As of April 5, the Internal Revenue Service had sent out more than $214 billion in tax refunds to more than 77 million taxpayers. The average check was just over $2,700. If taxpayers are wondering what to do with the sudden infusion of cash, financial experts say they should not take it to the mall.
"We have to be careful of our temptations to run out and buy things that we think we need but maybe we really don’t need those things, it's more things we want," says Scott Mahoney, a financial advisor at Morgan Stanley.
Instead of blowing what many people see as free money, Mahoney recommends using that check from the IRS to pay off some IOUs.
"You might have some revolving credit card debt.
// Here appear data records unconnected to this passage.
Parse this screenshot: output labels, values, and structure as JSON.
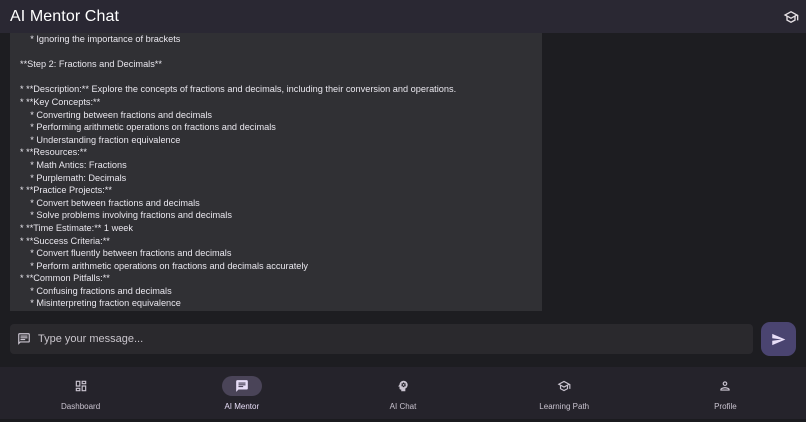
{
  "appbar": {
    "title": "AI Mentor Chat",
    "icon": "school-icon"
  },
  "message": {
    "lines": [
      "    * Ignoring the importance of brackets",
      "",
      "**Step 2: Fractions and Decimals**",
      "",
      "* **Description:** Explore the concepts of fractions and decimals, including their conversion and operations.",
      "* **Key Concepts:**",
      "    * Converting between fractions and decimals",
      "    * Performing arithmetic operations on fractions and decimals",
      "    * Understanding fraction equivalence",
      "* **Resources:**",
      "    * Math Antics: Fractions",
      "    * Purplemath: Decimals",
      "* **Practice Projects:**",
      "    * Convert between fractions and decimals",
      "    * Solve problems involving fractions and decimals",
      "* **Time Estimate:** 1 week",
      "* **Success Criteria:**",
      "    * Convert fluently between fractions and decimals",
      "    * Perform arithmetic operations on fractions and decimals accurately",
      "* **Common Pitfalls:**",
      "    * Confusing fractions and decimals",
      "    * Misinterpreting fraction equivalence"
    ]
  },
  "composer": {
    "placeholder": "Type your message...",
    "value": "",
    "icon": "chat-bubble-icon",
    "send_icon": "send-icon"
  },
  "nav": {
    "items": [
      {
        "label": "Dashboard",
        "icon": "dashboard-icon",
        "active": false
      },
      {
        "label": "AI Mentor",
        "icon": "chat-icon",
        "active": true
      },
      {
        "label": "AI Chat",
        "icon": "psychology-icon",
        "active": false
      },
      {
        "label": "Learning Path",
        "icon": "school-icon",
        "active": false
      },
      {
        "label": "Profile",
        "icon": "person-icon",
        "active": false
      }
    ]
  },
  "colors": {
    "accent": "#4a4470",
    "active_pill": "#4a4458",
    "appbar": "#2a2833",
    "bubble": "#303034"
  }
}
I would start there as the number one place to put your money from your tax refund," he says.
Alexa Von Tobel, the founder and CEO of Learnvest.com, agrees, saying, "Hypothetically, if you have $3,000 in debt and you don't have any other financial immediate needs, yes, pay down your credit card debt. That is the first place to go."
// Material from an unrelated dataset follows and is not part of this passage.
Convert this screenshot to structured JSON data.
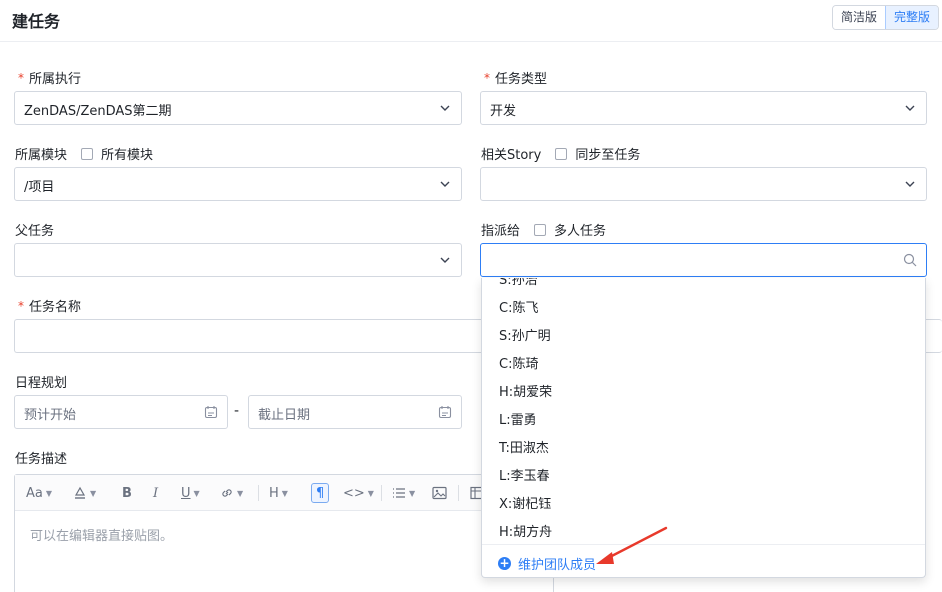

She is quick to stress the importance of having the ability to pay for oneself, especially for those who do not have a big enough emergency fund.
"You never know when something could happen from a Hurricane Sandy to simply you getting sick or your car breaking down," says Von Tobel. "We recommend at least six months' [worth] and at Learnvest ideally nine of the take-home pay that you have. So making sure that is fully filled to its coffer, so that you are safe and you can sleep better at night."
Those who are lucky enough to their immediate needs covered can put their money to work by funding their retirement.
"You might want to think about your 401k. You might need to max out your 401k. You have a great opportunity, use it and increase your contribution to your 401k. your company can match it, it's free money," says Mahoney.
Most refunds are issued by the IRS in less than 21 days, and even faster for taxpayers who e-file and use direct deposit. Taxpayers who have not received their refunds yet can track their progress by clicking "Where's My Refund" at irs.gov.